La situation est critique. Je n'ai pas l'habitude de me sentir acculé, mais cette position inconfortable semble être devenue mon quotidien depuis près d'un an maintenant. Depuis bien trop longtemps...
Je n'ai pas l'habitude d'être une proie.
Aujourd'hui, je suis parqué dans une cage comme un animal, traité comme moins qu'un sous-homme, moins que le pire des rebuts sur Terre... Peut-être que c'est ce que je suis. Peut-être que c'est tout ce que je mérite.
Malgré moi, je ne peux retenir un sourire. Cela m'amuse d'entretenir ce genre de pensées, de temps à autre. La conscience de ce que je suis. Mais j'ai beau tester les limites de ma morale aussi loin qu'il m'est possible... Jamais je n'arrive à déceler la moindre étincelle de remord au fond de moi. Je suis ferme, lisse et calme, comme les eaux d'un lac. La colère qui couve en moi dort très loin sous la surface. Car on peut peut-être mettre Dean Thomas en cage, mais on ne peut pas le forcer à se soumettre...
Regardant autour de moi, j'examine rapidement mes compagnons d'infortune. Ce sont eux qui m'exaspèrent le plus, je dois dire. Ils tremblent, ils crient, ils se plaignent, ils puent, ils pleurent... Certains se réveillent en hurlant la nuit, tenaillés par des horreurs qui ne peuvent pas m'atteindre. D'autres ont perdu le sommeil et gardent les yeux exorbités sur le vide, hantés par la perspective de leur mort imminente. Rien ne m'ennuie davantage que de devoir jouer la comédie au milieu de tous ces couards. Jouer l'affectation, alors que la seule chose qui me préoccupe, c'est ma survie et les moyens de la garantir.
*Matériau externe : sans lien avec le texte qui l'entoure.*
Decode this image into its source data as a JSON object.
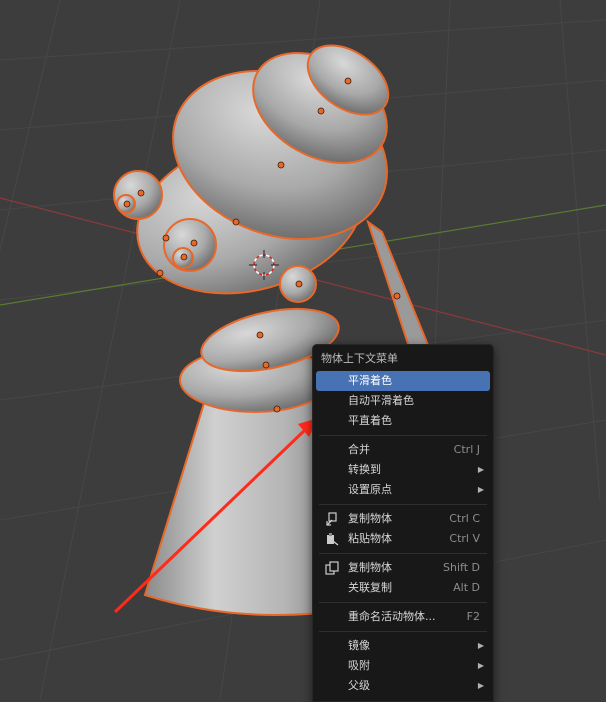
{
  "context_menu": {
    "title": "物体上下文菜单",
    "groups": [
      [
        {
          "label": "平滑着色",
          "active": true
        },
        {
          "label": "自动平滑着色"
        },
        {
          "label": "平直着色"
        }
      ],
      [
        {
          "label": "合并",
          "shortcut": "Ctrl J"
        },
        {
          "label": "转换到",
          "submenu": true
        },
        {
          "label": "设置原点",
          "submenu": true
        }
      ],
      [
        {
          "label": "复制物体",
          "shortcut": "Ctrl C",
          "icon": "copy-icon"
        },
        {
          "label": "粘贴物体",
          "shortcut": "Ctrl V",
          "icon": "paste-icon"
        }
      ],
      [
        {
          "label": "复制物体",
          "shortcut": "Shift D",
          "icon": "duplicate-icon"
        },
        {
          "label": "关联复制",
          "shortcut": "Alt D"
        }
      ],
      [
        {
          "label": "重命名活动物体...",
          "shortcut": "F2"
        }
      ],
      [
        {
          "label": "镜像",
          "submenu": true
        },
        {
          "label": "吸附",
          "submenu": true
        },
        {
          "label": "父级",
          "submenu": true
        }
      ]
    ]
  },
  "colors": {
    "viewport_bg": "#3d3d3d",
    "selection_outline": "#e8682a",
    "highlight": "#4772b3",
    "annotation_arrow": "#ff2a1a"
  }
}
J'ai déjà un plan, bien sûr. J'avais un plan avant même qu'on ne m'enferme dans cette cellule. Mais ce plan ne pouvait se départir d'une part de hasard : un fragment d'incertitude auquel j'ai dû remettre ma vie, avec angoisse et exaltation mêlées, presque comme un jeu. Un jeu délicieux, mortel et donc... grisant. Rien ne m'a jamais réellement fait peur. Parfois, j'éprouve presque comme une fascination malsaine pour les brebis parquées avec moi, et la terreur que je lis sur leur visage... C'est quelque chose que je ne pourrai jamais éprouver. Je peux le feindre, avec plus ou moins de succès, mais cet instinct primitif n'obscurcit jamais mon jugement. Je suis un prédateur. Je suis fait pour inspirer la peur, pas pour l'éprouver.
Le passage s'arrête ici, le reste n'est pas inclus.